C'erano detriti ovunque, schegge di vetro, frammenti di mobilio; i Mangiamorte non avevano risparmiato nemmeno i pochi cimeli della famiglia Black che Mundungus non aveva rubato, i quadri raffiguranti quegli esemplari dal sangue puro dei quali decantavano tanto la superiorità. Tutto era a pezzi, in rovina, irrimediabilmente danneggiato, devastato... esattamente come loro. Harry la trovò una metafora quasi ironica quando quel pensiero gli balenò in testa; lo stato decadente della casa sembrava rispecchiare il loro stato interiore.
Avevano vinto la guerra, eppure erano devastati e addolorati.
Non avrebbero dovuto essere felici?
Ma d'altronde, come potevano festeggiare quando avevano subito così tante perdite?
Se non altro, pensò Harry mentre continuava a scansionare l'abitazione con lo sguardo, lui e Hermione avrebbero avuto qualcosa con cui tenersi impegnati nei giorni a venire, qualcosa che gli impedisse di pensare, che distogliesse le loro menti dai dolorosi ricordi della guerra.
«Beh, speriamo almeno che ci abbiano lasciato i letti per dormire», sospirò Hermione, abbattuta.
Harry abbozzò un mezzo sorriso, ma sapeva perfettamente che, letti o meno, avrebbero entrambi faticato a dormire ugualmente.

*

«Harry, che diamine stai facendo?»
Non le rispose, al contrario, continuò imperterrito a gettare oggetti nel camino del salotto, incurante del frastuono che stava causando, il quale probabilmente era il motivo che aveva attirato Hermione in quell'area della casa, a quell'ora tarda della notte.
Non voleva svegliarla o spaventarla, ma Harry era come in trance, come se il suo corpo, la sua rabbia e il suo dolore avessero preso il sopravvento.
Era da tanto che non si sentiva così fuori controllo, precisamente dal suo quinto anno a Hogwarts, quando erano le tetre emozioni di Voldemort a dominare la sua mente.
«Harry, fermati adesso.»
La mano di Hermione si posò sulla sua spalla, decisa, nel tentativo di fargli riacquistare lucidità.
«Smettila.»
«Perché dovrei?» ribatté lui, la voce fredda e distante e allo stesso tempo carica di disperazione.
«Perché non dovrei dare fuoco a tutta questa roba?»
Era di nuovo la rabbia a trasparire dal suo tono e dal suo volto.
«Che me ne faccio di uno stupido portaombrelli a forma di zampa di troll?» proseguì Harry, imperterrito. «Tonks non è qui a inciamparvi, facendolo cadere per terra, no?»
Gettò con veemenza un altro oggetto nel camino.

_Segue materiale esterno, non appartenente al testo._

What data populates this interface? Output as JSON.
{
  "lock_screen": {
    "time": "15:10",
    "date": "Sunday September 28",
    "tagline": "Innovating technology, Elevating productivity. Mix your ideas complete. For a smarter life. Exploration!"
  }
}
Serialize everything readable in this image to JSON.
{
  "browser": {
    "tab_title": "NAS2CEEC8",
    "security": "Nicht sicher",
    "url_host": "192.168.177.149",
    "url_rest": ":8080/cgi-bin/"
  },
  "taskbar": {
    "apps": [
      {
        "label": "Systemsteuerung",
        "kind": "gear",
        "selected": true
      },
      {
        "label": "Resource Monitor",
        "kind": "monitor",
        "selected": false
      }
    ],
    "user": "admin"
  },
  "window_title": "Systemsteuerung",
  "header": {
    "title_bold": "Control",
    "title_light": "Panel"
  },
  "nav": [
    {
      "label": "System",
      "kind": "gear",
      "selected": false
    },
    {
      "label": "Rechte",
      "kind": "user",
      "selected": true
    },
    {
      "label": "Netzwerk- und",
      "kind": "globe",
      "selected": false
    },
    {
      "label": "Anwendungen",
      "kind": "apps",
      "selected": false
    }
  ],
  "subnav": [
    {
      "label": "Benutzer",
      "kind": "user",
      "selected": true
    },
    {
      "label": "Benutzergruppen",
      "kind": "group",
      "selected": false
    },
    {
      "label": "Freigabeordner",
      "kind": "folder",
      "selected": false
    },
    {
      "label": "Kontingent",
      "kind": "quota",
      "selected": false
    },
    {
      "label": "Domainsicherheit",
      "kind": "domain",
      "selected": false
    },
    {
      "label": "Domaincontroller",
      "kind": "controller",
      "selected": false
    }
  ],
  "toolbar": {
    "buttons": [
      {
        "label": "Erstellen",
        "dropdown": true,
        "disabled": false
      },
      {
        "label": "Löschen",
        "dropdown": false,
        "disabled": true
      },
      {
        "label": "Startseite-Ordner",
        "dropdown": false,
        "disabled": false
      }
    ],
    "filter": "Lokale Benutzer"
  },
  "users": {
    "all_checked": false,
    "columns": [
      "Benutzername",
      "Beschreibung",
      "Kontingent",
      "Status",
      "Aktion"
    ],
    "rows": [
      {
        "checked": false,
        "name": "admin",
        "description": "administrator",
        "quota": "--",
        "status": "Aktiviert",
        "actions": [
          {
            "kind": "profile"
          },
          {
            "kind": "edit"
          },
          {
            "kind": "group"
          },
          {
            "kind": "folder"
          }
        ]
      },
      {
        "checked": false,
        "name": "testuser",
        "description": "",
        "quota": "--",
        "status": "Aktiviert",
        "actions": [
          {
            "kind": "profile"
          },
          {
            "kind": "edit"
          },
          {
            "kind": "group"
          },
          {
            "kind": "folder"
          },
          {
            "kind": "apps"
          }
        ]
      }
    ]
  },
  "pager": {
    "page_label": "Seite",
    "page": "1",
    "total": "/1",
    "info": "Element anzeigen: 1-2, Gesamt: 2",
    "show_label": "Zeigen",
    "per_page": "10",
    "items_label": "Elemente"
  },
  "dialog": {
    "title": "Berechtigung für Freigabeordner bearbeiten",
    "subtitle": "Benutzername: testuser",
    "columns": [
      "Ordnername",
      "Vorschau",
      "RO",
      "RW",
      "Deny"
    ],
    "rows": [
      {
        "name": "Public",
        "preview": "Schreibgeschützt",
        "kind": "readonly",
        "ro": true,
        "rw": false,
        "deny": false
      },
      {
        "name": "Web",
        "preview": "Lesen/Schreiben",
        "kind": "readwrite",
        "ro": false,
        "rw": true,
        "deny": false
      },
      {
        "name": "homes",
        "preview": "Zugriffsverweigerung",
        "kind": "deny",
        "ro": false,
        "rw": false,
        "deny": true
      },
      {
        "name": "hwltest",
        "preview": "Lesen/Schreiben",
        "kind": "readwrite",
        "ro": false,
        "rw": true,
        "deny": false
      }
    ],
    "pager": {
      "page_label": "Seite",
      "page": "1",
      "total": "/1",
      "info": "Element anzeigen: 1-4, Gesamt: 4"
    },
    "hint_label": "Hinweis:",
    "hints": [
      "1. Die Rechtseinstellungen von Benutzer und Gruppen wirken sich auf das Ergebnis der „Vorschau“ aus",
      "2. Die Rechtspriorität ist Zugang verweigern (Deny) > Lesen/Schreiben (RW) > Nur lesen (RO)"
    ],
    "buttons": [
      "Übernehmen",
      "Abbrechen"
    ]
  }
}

«E questi stupidi specchi?» riprese, ormai quasi urlando. «Non so perché Aberforth mi abbia ridato quello che aveva comprato da quel mascalzone di Mundungus. Insomma, Sirius non è qui per rispondere dall'altra parte del gemello!»
«Harry...» tentò Hermione, ma il moro era troppo assorto nei suoi pensieri perché la voce della sua migliore amica facesse presa su di lui, riportandolo alla realtà.
«E questa vecchia valigia?» ruggì ancora Harry, indicando un vecchio baule aperto, con le lettere R.J. LUPIN incise su di essa che parevano quasi brillare sotto la luce lunare. «Remus non è qui per usarla, non può più andare da nessuna parte, ha raggiunto la sua destinazione finale!»
Le lacrime avevano ormai preso a sgorgare copiosamente, ma il giovane non sembrava essersene accorto.
«E perché dovremmo conservare queste inutili bacchette trabocchetto?» singhiozzò alla fine. «Fred non è qui per farci degli scherzi!»
«Harry...» ripeté Hermione, in un sussurro flebile; non sapendo esattamente cosa dire, gli circondò le spalle con un braccio e lo strinse a sé, optando per un muto conforto.
«No», mugugnò lui a mo' di protesta, ma la ragazza non desisté.
«Non vuoi sul serio dare fuoco a queste cose», cercò di farlo ragionare. «Sai anche tu che non desideri sbarazzartene.»
«Non mi servono» disse Harry, con voce spezzata. «Fanno male.»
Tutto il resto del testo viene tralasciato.